The pride of pouring perfect concrete

issue 09 September 2023

In the summer of 2020 I was awarded a degree in history from Bristol University – the culmination of three years’ work, late nights and great expense – but it is my concrete pump operator licence which sits above the mantelpiece. My father considers my ability to pump concrete at a rate of one cubic metre per minute to be far more impressive than my knowledge of Henry VII’s foreign policy.

At university I worked as a pump operator for my father’s piling company, making me a very unglamorous nepo baby. I helped bore the foundations for constructions all over the country. On a job installing disabled access lifts at Old Trafford stadium, the foreman explained to me that the piling gang is much like a football team: the pump man is the centre half threading passes (concrete) through the midfield (snaking pressurised pipes) towards the striker (piling rig), who attempts to break down the opposition defence (the wintery earth) with their attacking nous (rotating steel auger). As the steel cage was lowered into the concrete-filled hole, we would often shout: ‘Aguerroooooo.’

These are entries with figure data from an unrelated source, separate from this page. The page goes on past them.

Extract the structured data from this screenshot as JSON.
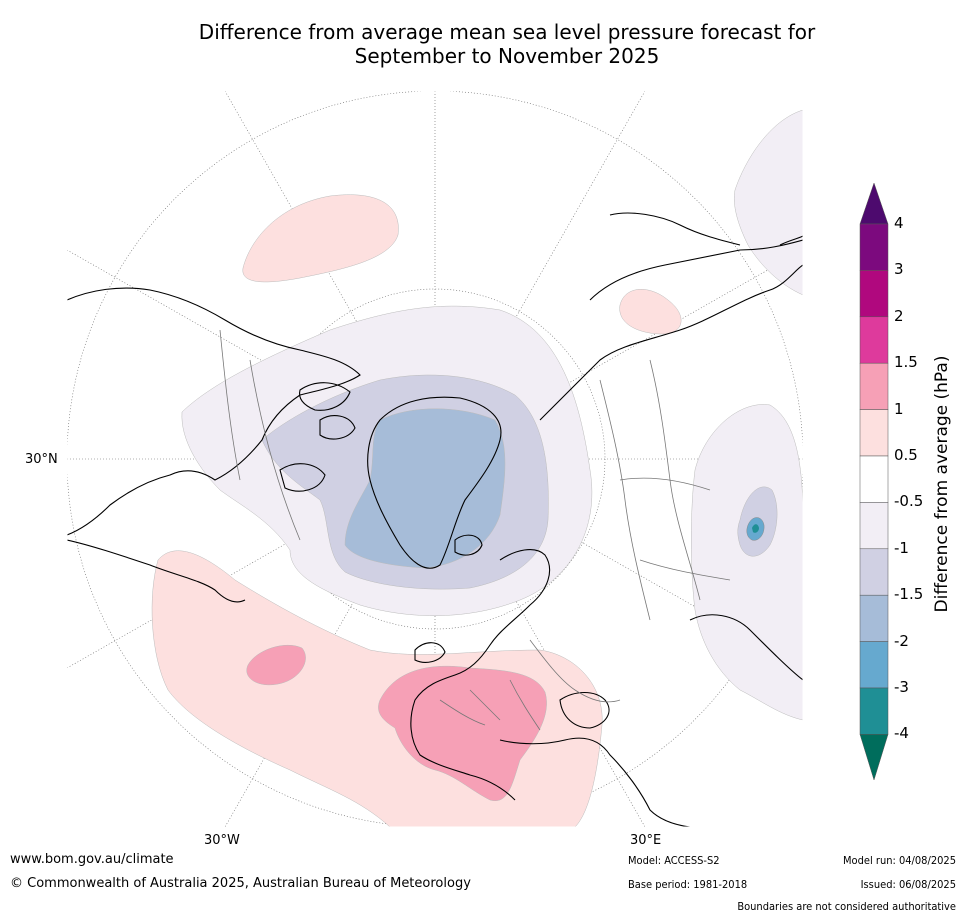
{
  "title_line1": "Difference from average mean sea level pressure forecast for",
  "title_line2": "September to November 2025",
  "map": {
    "projection": "polar stereographic (north)",
    "lat_label_left": "30°N",
    "lon_label_bottom_left": "30°W",
    "lon_label_bottom_right": "30°E"
  },
  "colorbar": {
    "label": "Difference from average (hPa)",
    "ticks": [
      "4",
      "3",
      "2",
      "1.5",
      "1",
      "0.5",
      "-0.5",
      "-1",
      "-1.5",
      "-2",
      "-3",
      "-4"
    ],
    "colors": {
      "gt4": "#4d0a6e",
      "3_to_4": "#7c0a7e",
      "2_to_3": "#b0087e",
      "1.5_to_2": "#de3a9c",
      "1_to_1.5": "#f6a0b6",
      "0.5_to_1": "#fde0df",
      "-0.5_to_0.5": "#ffffff",
      "-1_to_-0.5": "#f2eef5",
      "-1.5_to_-1": "#d0d0e3",
      "-2_to_-1.5": "#a6bcd8",
      "-3_to_-2": "#66a9cf",
      "-4_to_-3": "#1f8f95",
      "lt-4": "#006d5c"
    }
  },
  "footer": {
    "website": "www.bom.gov.au/climate",
    "copyright": "© Commonwealth of Australia 2025, Australian Bureau of Meteorology",
    "model": "Model: ACCESS-S2",
    "base_period": "Base period: 1981-2018",
    "model_run": "Model run: 04/08/2025",
    "issued": "Issued: 06/08/2025",
    "disclaimer": "Boundaries are not considered authoritative"
  }
}
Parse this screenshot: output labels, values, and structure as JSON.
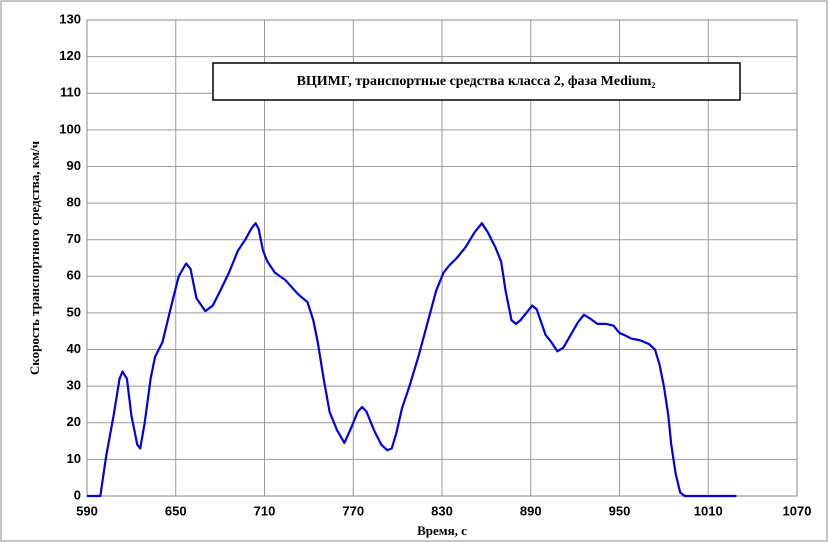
{
  "chart_data": {
    "type": "line",
    "title": "ВЦИМГ, транспортные средства класса 2, фаза Medium₂",
    "x_label": "Время, с",
    "y_label": "Скорость транспортного средства, км/ч",
    "x": [
      590,
      599,
      603,
      608,
      612,
      614,
      617,
      620,
      624,
      626,
      629,
      633,
      636,
      641,
      647,
      652,
      657,
      660,
      664,
      670,
      675,
      680,
      686,
      692,
      697,
      701,
      704,
      706,
      709,
      712,
      717,
      724,
      733,
      739,
      743,
      746,
      750,
      754,
      759,
      764,
      769,
      773,
      776,
      779,
      784,
      789,
      793,
      796,
      799,
      803,
      808,
      814,
      820,
      826,
      831,
      835,
      840,
      846,
      852,
      857,
      861,
      866,
      870,
      873,
      877,
      880,
      883,
      887,
      891,
      894,
      900,
      904,
      908,
      912,
      917,
      922,
      926,
      930,
      935,
      941,
      946,
      950,
      953,
      958,
      964,
      970,
      974,
      977,
      980,
      983,
      985,
      988,
      991,
      994,
      1029
    ],
    "series": [
      {
        "name": "Скорость",
        "color": "#0000e0",
        "values": [
          0,
          0,
          11,
          22,
          32,
          34,
          32,
          22,
          14,
          13,
          20,
          32,
          38,
          42,
          52,
          60,
          63.5,
          62,
          54,
          50.5,
          52,
          56,
          61,
          67,
          70,
          73,
          74.5,
          73,
          67,
          64,
          61,
          59,
          55,
          53,
          48,
          42,
          32,
          23,
          18,
          14.5,
          19,
          23,
          24.3,
          23,
          18,
          14,
          12.5,
          13,
          17,
          24,
          30,
          38,
          47,
          56,
          61,
          63,
          65,
          68,
          72,
          74.5,
          72,
          68,
          64,
          56,
          48,
          47,
          48,
          50,
          52,
          51,
          44,
          42,
          39.5,
          40.5,
          44,
          47.5,
          49.5,
          48.5,
          47,
          47,
          46.5,
          44.5,
          44,
          43,
          42.5,
          41.5,
          40,
          36,
          30,
          22,
          14,
          6,
          1,
          0,
          0
        ]
      }
    ],
    "xlim": [
      590,
      1070
    ],
    "xticks": [
      590,
      650,
      710,
      770,
      830,
      890,
      950,
      1010,
      1070
    ],
    "ylim": [
      0,
      130
    ],
    "yticks": [
      0,
      10,
      20,
      30,
      40,
      50,
      60,
      70,
      80,
      90,
      100,
      110,
      120,
      130
    ],
    "grid": true
  }
}
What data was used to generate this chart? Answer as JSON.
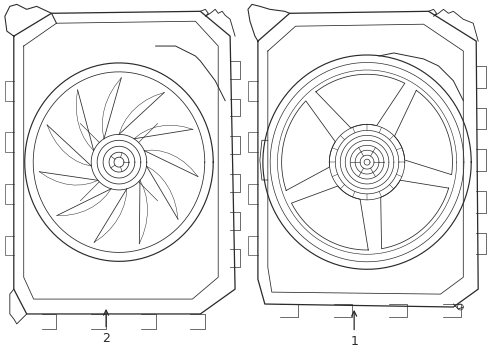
{
  "background_color": "#ffffff",
  "line_color": "#2a2a2a",
  "line_width": 0.7,
  "label_1": "1",
  "label_2": "2",
  "figsize": [
    4.9,
    3.6
  ],
  "dpi": 100
}
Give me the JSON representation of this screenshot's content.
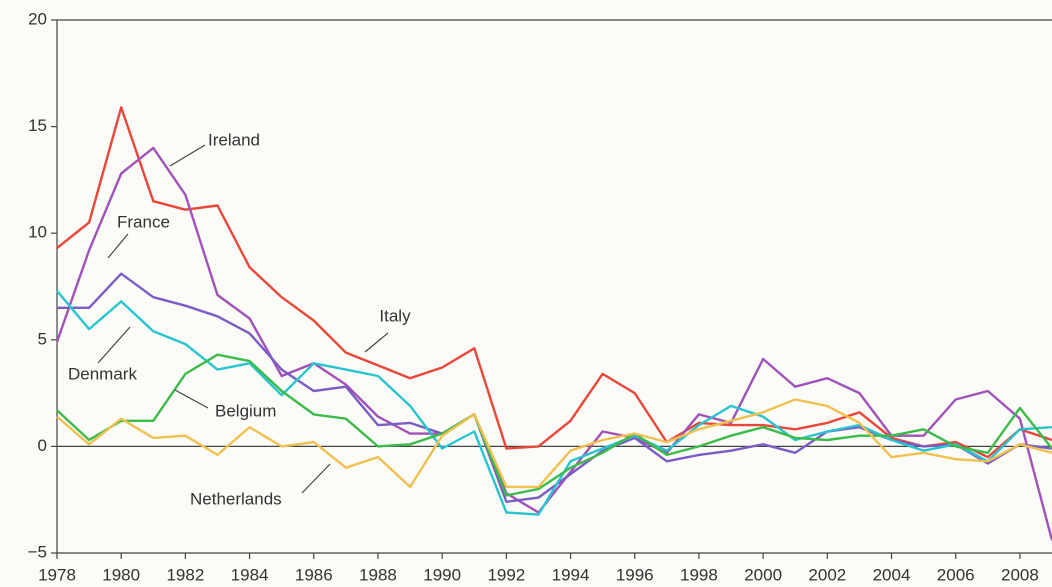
{
  "chart_data": {
    "type": "line",
    "x": [
      1978,
      1979,
      1980,
      1981,
      1982,
      1983,
      1984,
      1985,
      1986,
      1987,
      1988,
      1989,
      1990,
      1991,
      1992,
      1993,
      1994,
      1995,
      1996,
      1997,
      1998,
      1999,
      2000,
      2001,
      2002,
      2003,
      2004,
      2005,
      2006,
      2007,
      2008,
      2009
    ],
    "xlim": [
      1978,
      2009
    ],
    "xticks": [
      1978,
      1980,
      1982,
      1984,
      1986,
      1988,
      1990,
      1992,
      1994,
      1996,
      1998,
      2000,
      2002,
      2004,
      2006,
      2008
    ],
    "ylim": [
      -5,
      20
    ],
    "yticks": [
      {
        "value": -5,
        "label": "−5"
      },
      0,
      5,
      10,
      15,
      20
    ],
    "series": [
      {
        "name": "Italy",
        "color": "#e8473a",
        "values": [
          9.3,
          10.5,
          15.9,
          11.5,
          11.1,
          11.3,
          8.4,
          7.0,
          5.9,
          4.4,
          3.8,
          3.2,
          3.7,
          4.6,
          -0.1,
          0.0,
          1.2,
          3.4,
          2.5,
          0.2,
          1.1,
          1.0,
          1.0,
          0.8,
          1.1,
          1.6,
          0.4,
          0.0,
          0.2,
          -0.5,
          0.8,
          0.3
        ]
      },
      {
        "name": "Ireland",
        "color": "#a052b8",
        "values": [
          4.9,
          9.2,
          12.8,
          14.0,
          11.8,
          7.1,
          6.0,
          3.3,
          3.9,
          2.9,
          1.4,
          0.6,
          0.6,
          1.5,
          -2.2,
          -3.1,
          -1.2,
          0.7,
          0.4,
          -0.3,
          1.5,
          1.1,
          4.1,
          2.8,
          3.2,
          2.5,
          0.5,
          0.5,
          2.2,
          2.6,
          1.3,
          -4.4
        ]
      },
      {
        "name": "France",
        "color": "#7b5cc4",
        "values": [
          6.5,
          6.5,
          8.1,
          7.0,
          6.6,
          6.1,
          5.3,
          3.6,
          2.6,
          2.8,
          1.0,
          1.1,
          0.6,
          1.5,
          -2.6,
          -2.4,
          -1.3,
          -0.2,
          0.4,
          -0.7,
          -0.4,
          -0.2,
          0.1,
          -0.3,
          0.7,
          0.9,
          0.3,
          0.0,
          0.1,
          -0.8,
          0.1,
          -0.1
        ]
      },
      {
        "name": "Denmark",
        "color": "#29c4d0",
        "values": [
          7.3,
          5.5,
          6.8,
          5.4,
          4.8,
          3.6,
          3.9,
          2.4,
          3.9,
          3.6,
          3.3,
          1.9,
          -0.1,
          0.7,
          -3.1,
          -3.2,
          -0.7,
          -0.1,
          0.5,
          -0.2,
          1.0,
          1.9,
          1.4,
          0.3,
          0.7,
          1.0,
          0.3,
          -0.2,
          0.1,
          -0.7,
          0.8,
          0.9
        ]
      },
      {
        "name": "Belgium",
        "color": "#3dbb4a",
        "values": [
          1.7,
          0.3,
          1.2,
          1.2,
          3.4,
          4.3,
          4.0,
          2.6,
          1.5,
          1.3,
          0.0,
          0.1,
          0.6,
          1.5,
          -2.3,
          -2.0,
          -1.0,
          -0.3,
          0.6,
          -0.4,
          0.0,
          0.5,
          0.9,
          0.4,
          0.3,
          0.5,
          0.5,
          0.8,
          0.0,
          -0.3,
          1.8,
          -0.1
        ]
      },
      {
        "name": "Netherlands",
        "color": "#f0c050",
        "values": [
          1.4,
          0.1,
          1.3,
          0.4,
          0.5,
          -0.4,
          0.9,
          0.0,
          0.2,
          -1.0,
          -0.5,
          -1.9,
          0.5,
          1.5,
          -1.9,
          -1.9,
          -0.2,
          0.3,
          0.6,
          0.2,
          0.8,
          1.2,
          1.6,
          2.2,
          1.9,
          1.1,
          -0.5,
          -0.3,
          -0.6,
          -0.7,
          0.1,
          -0.3
        ]
      }
    ]
  }
}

Concrete is a perfect building material. It is the second most used substance in the world – after water – and its production has changed little from when the Romans were mixing volcanic material with cement. Innovation rarely happens, and when it does, it is often for the worse.

Take the debacle over reinforced autoclaved aerated concrete (Raac). More than a hundred schools are compromised by ‘bubbly concrete’ which was used in floors, roofs and walls between the 1950s and 1990s. It was popular because it was cheap and quick to install, essential for meeting post-war  demand. It’s also very bad at its job. The cavities inside Raac’s Aero-chocolate-bar-like structure make it weak and susceptible to water leaking in, which in turn can cause the steel reinforcement inside to rust and fail.